On the occasion of the fifth year anniversary of his daughter’s passing, Walker Hayes is commemorating his daughter.

On Wednesday, the 43-year-old singer of “You Broke Up with Me” posted a devastating picture on his Instagram account in memory of his late daughter Oakleigh. Oakleigh passed away in June 2018 when his wife Laney was giving birth to their son after suffering a uterine rupture during labor.

In the picture, the musician and his whole family are seen placing one foot on Oakleigh’s headstone, which is accompanied by a bunch of violet flowers that is placed in a brown vase.

Hayes just added the caption “” to the photograph.

Hayes and Laney have a total of six children between the ages of 7 and 17, including Oakleigh. Everly, Loxley, and Lela are the couple’s three girls, while Beckett, Baylor, and Chapel are their three boys. All six of the couple’s children are often featured on Walker’s Instagram account. The year 2004 marked the beginning of the couple’s marriage.

In 2018, Hayes spoke out in an exclusive interview with PEOPLE about the untimely passing of his daughter.

“‘What do I do?’ ” Hayes was able to recollect his thoughts from the moment. “When Laney awakes, how am I supposed to tell her? How am I supposed to be the one to break the news that it’s a girl but that she passed away? I was aware that saying anything like that would be detrimental to Laney.

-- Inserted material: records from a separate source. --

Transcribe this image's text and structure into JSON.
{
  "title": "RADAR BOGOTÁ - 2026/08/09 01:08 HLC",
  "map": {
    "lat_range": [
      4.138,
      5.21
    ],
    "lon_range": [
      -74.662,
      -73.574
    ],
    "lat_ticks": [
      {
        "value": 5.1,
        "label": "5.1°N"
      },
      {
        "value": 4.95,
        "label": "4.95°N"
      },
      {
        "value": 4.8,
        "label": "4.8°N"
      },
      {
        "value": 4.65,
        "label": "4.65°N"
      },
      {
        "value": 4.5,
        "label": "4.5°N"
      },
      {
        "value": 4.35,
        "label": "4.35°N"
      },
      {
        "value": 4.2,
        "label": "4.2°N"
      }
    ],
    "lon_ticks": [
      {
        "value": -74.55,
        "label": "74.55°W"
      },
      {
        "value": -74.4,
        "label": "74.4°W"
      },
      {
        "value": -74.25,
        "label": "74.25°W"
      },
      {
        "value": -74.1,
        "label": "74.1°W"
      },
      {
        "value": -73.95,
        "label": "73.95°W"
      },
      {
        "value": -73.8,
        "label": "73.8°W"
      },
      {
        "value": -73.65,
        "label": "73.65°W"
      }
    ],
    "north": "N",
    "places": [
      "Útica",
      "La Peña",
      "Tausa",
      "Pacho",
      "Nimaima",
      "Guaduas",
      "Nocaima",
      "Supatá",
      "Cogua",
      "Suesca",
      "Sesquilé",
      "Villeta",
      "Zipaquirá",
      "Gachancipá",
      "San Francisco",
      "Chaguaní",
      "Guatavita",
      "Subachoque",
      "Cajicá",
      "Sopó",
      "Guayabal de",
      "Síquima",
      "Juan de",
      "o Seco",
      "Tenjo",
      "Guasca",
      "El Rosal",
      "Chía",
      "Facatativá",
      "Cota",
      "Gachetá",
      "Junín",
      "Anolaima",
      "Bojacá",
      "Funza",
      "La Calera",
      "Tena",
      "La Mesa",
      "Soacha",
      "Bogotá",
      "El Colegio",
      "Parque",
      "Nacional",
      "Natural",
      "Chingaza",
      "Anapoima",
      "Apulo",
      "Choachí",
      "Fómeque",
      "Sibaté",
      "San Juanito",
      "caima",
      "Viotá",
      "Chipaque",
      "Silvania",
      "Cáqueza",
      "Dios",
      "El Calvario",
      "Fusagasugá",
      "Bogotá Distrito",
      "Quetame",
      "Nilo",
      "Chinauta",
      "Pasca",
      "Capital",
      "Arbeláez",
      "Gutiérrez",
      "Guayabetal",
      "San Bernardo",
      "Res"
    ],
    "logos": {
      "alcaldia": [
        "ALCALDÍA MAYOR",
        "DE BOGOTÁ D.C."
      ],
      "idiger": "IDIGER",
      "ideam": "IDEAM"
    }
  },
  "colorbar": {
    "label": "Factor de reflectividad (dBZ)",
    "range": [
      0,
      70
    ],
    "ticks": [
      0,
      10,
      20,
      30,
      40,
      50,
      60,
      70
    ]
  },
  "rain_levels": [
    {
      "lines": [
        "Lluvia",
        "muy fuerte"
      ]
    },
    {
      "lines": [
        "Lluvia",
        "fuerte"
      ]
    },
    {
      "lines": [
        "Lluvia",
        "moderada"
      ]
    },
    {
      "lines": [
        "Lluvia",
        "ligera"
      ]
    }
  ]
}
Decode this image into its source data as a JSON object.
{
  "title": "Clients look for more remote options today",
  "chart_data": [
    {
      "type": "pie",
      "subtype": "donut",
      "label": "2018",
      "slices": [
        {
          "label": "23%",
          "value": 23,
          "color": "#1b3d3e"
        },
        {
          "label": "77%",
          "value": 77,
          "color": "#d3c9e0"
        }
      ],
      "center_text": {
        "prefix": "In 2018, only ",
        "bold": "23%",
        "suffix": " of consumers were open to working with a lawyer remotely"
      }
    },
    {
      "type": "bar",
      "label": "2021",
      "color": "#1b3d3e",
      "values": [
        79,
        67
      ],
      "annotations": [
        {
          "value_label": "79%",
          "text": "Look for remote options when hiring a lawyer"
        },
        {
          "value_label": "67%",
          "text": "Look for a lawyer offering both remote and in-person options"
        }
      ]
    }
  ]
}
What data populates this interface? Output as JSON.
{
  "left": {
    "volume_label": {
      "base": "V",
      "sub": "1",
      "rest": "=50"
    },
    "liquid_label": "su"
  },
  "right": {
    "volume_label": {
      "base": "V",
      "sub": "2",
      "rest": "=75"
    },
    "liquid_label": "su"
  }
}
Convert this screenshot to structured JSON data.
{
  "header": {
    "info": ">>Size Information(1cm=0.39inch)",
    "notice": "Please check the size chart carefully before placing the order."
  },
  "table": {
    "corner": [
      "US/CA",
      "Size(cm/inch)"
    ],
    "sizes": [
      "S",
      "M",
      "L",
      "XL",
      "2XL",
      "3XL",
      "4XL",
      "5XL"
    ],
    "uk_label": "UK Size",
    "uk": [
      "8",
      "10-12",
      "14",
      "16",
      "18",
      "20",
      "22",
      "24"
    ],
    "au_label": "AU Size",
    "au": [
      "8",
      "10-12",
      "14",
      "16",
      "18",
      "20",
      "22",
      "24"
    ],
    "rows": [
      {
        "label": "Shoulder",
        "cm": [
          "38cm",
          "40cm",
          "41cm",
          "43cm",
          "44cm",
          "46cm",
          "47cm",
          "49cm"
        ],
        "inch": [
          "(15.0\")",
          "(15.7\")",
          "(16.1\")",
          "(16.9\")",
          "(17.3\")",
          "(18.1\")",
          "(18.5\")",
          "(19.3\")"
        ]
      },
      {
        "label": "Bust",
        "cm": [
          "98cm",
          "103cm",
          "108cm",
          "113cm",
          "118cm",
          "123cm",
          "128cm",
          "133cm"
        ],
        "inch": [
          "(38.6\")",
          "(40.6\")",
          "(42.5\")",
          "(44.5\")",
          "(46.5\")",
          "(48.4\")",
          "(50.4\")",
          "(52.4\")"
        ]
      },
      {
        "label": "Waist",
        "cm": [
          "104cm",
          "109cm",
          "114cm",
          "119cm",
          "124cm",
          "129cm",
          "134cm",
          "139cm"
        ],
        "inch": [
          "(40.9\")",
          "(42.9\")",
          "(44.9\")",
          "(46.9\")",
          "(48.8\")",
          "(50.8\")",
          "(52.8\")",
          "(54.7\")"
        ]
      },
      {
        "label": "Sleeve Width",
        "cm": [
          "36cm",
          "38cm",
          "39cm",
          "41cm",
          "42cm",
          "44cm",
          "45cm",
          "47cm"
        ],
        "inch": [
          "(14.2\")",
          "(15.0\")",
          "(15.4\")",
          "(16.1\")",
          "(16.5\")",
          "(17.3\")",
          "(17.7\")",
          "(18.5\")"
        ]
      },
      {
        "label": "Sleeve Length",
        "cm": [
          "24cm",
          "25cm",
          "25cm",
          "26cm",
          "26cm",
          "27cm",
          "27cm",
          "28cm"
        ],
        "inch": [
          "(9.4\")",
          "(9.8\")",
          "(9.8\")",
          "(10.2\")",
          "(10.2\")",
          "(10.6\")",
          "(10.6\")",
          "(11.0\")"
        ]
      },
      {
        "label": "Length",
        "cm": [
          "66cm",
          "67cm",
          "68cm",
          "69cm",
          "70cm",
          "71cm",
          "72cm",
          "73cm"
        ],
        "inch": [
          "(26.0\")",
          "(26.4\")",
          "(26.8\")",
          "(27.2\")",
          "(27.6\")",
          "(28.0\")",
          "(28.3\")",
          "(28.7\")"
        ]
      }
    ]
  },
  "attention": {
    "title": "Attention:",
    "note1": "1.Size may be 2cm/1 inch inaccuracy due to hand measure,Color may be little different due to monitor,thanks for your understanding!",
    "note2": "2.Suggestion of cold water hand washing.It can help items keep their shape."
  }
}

“I just waited,” he recalled to PEOPLE when asked about those terrifying moments when he didn’t know if he would also lose Laney along with his newborn baby. “I just waited,” he said. Even though I had a feeling that today was going to be the worst day of my life, all I could really do was pray that it wouldn’t end up being.

Hayes and his family went on a mission trip for a total of twelve days in Rwanda during the month of April. “The trip,” Hayes said in an interview with PEOPLE, “was an answered prayer. Every day of the journey was the greatest day of my life, and it was the vacation of a lifetime.

The group of people traveled to houses that lacked power and plumbing, and during one of their stops, they assisted the homeowners in transporting water from a faraway well. Hayes was shocked to discover that his children didn’t seem to be affected by the lack of resources that they had.

“Their focus was on how cool their clothes were, how cool their songs were,” he recounted. “Their focus was on how cool their clothes were.” “How do they manage to keep those baskets balanced on their heads?'” They made friends in the same way that children do here in the United States, where they sort of gaze at one other for a few of minutes, and then before you knew it, they were off just playing. We walked down to the well, and when I turned around, Lolly, who was nine years old, was simply lost in a mob of youngsters chasing a frog.

When it came time to wrap up the trip, Hayes was moved to tears when his son, Beckett, who had been the most reticent and “camera-shy of the entire bunch,” said that the thing he would miss the most about Rwanda was “the dancing.”

Hayes said, “That completely demolished me.” “That was proof right there that the trip was an answered prayer — just dragging this cliché family out of our bubble,” she said. “That was proof right there that the trip was an answered prayer.” That was without a doubt one of the most breathtaking times.